This page was generated from tools/engine/tensor_sum.ipynb.
JIT Engine: Tensor Summation¶
This example will go over how to compile MLIR code to a function callable from Python.
The example MLIR code we’ll use here performs tensor summation.
Let’s first import some necessary modules and generate an instance of our JIT engine.
import mlir_graphblas
import numpy as np
engine = mlir_graphblas.MlirJitEngine()
Using development graphblas-opt: /Users/pnguyen/code/mlir-graphblas/mlir_graphblas/src/build/bin/graphblas-opt
We’ll use the same set of passes to optimize and compile all of our examples below.
passes = [
"--graphblas-structuralize",
"--graphblas-optimize",
"--graphblas-lower",
"--sparsification",
"--sparse-tensor-conversion",
"--linalg-bufferize",
"--func-bufferize",
"--tensor-bufferize",
"--finalizing-bufferize",
"--convert-linalg-to-loops",
"--convert-scf-to-cf",
"--convert-memref-to-llvm",
"--convert-math-to-llvm",
"--convert-openmp-to-llvm",
"--convert-arith-to-llvm",
"--convert-math-to-llvm",
"--convert-std-to-llvm",
"--reconcile-unrealized-casts"
]
We’ll use this MLIR code.
mlir_text = """
#trait_sum_reduction = {
indexing_maps = [
affine_map<(i,j,k) -> (i,j,k)>,
affine_map<(i,j,k) -> ()>
],
iterator_types = ["reduction", "reduction", "reduction"]
}
func @tensor_sum(%argA: tensor<2x3x5xf32>) -> f32 {
%output_storage = linalg.init_tensor [] : tensor<f32>
%reduction = linalg.generic #trait_sum_reduction
ins(%argA: tensor<2x3x5xf32>)
outs(%output_storage: tensor<f32>) {
^bb(%a: f32, %x: f32):
%0 = arith.addf %x, %a : f32
linalg.yield %0 : f32
} -> tensor<f32>
%answer = tensor.extract %reduction[] : tensor<f32>
return %answer : f32
}"""
Let’s compile our MLIR code.
engine.add(mlir_text, passes)
['tensor_sum']
Let’s try out our compiled function.
# grab our callable
tensor_sum = engine.tensor_sum
# generate inputs
a = np.arange(30, dtype=np.float32).reshape([2,3,5])
# generate output
result = tensor_sum(a)
result
435.0
Let’s verify that our function works as expected.
result == a.sum()
True
The examples up to this point make it so that we now know how to perform element-wise operations and reduction operations (e.g. summation).
With this knowledge, it’s fairly straightforward to implement matrix multiplication and dot product calculation.
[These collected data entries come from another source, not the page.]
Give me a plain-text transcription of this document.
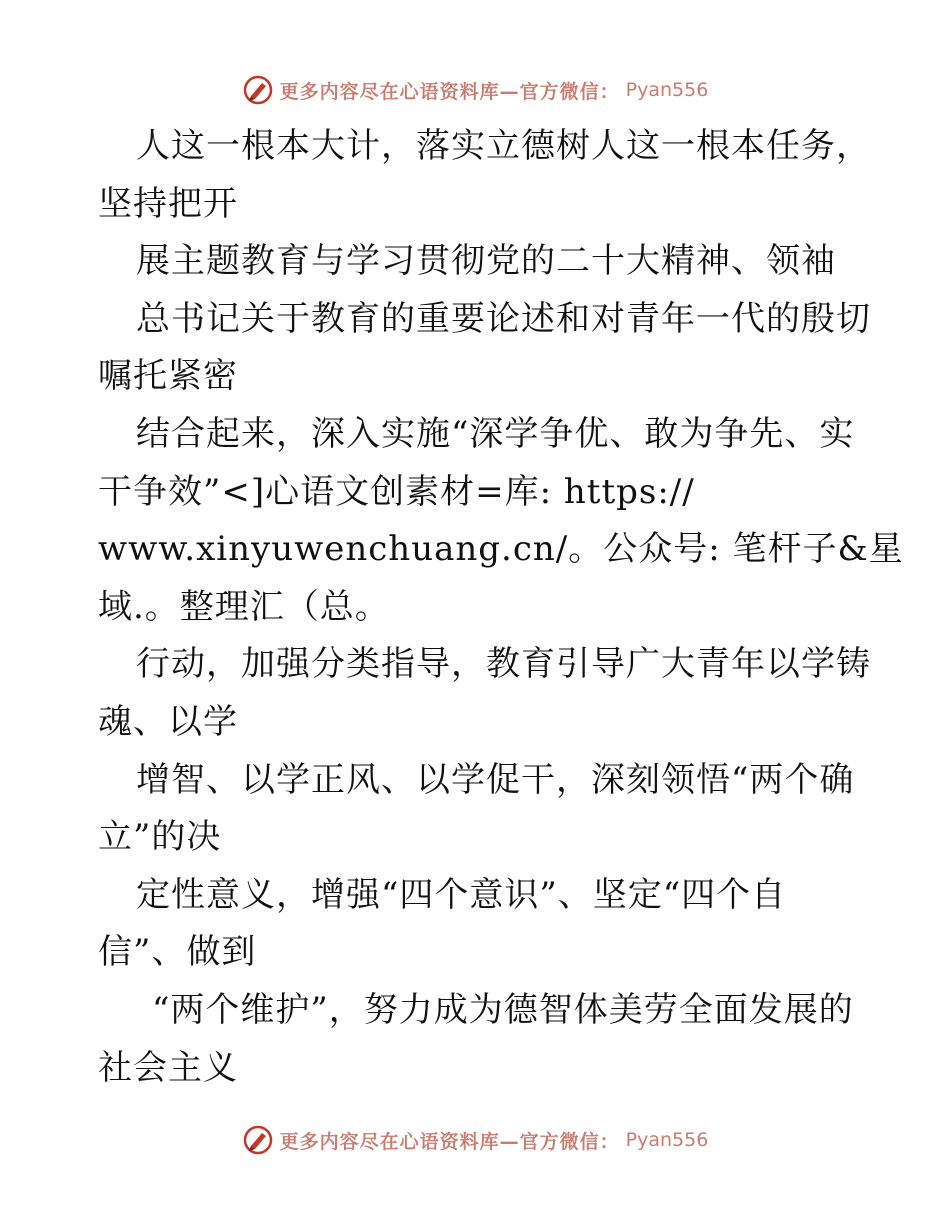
更多内容尽在心语资料库—官方微信： Pyan556
人这一根本大计，落实立德树人这一根本任务，
坚持把开
展主题教育与学习贯彻党的二十大精神、领袖
总书记关于教育的重要论述和对青年一代的殷切
嘱托紧密
结合起来，深入实施“深学争优、敢为争先、实
干争效”<]心语文创素材=库: https://
www.xinyuwenchuang.cn/。公众号: 笔杆子&星
域.。整理汇（总。
行动，加强分类指导，教育引导广大青年以学铸
魂、以学
增智、以学正风、以学促干，深刻领悟“两个确
立”的决
定性意义，增强“四个意识”、坚定“四个自
信”、做到
“两个维护”，努力成为德智体美劳全面发展的
社会主义
更多内容尽在心语资料库—官方微信： Pyan556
We’ll leave this as an exercise for the reader. If help is needed, it’s useful to know that matrix multiplication and dot product calculation have already been directly implemented in the linalg dialect:
One useful skill worth practicing is seeing how these linalg operations lower to see what’s going on and comparing those to how we might’ve implemented things. The MLIR explorer can come in handy for this purpose.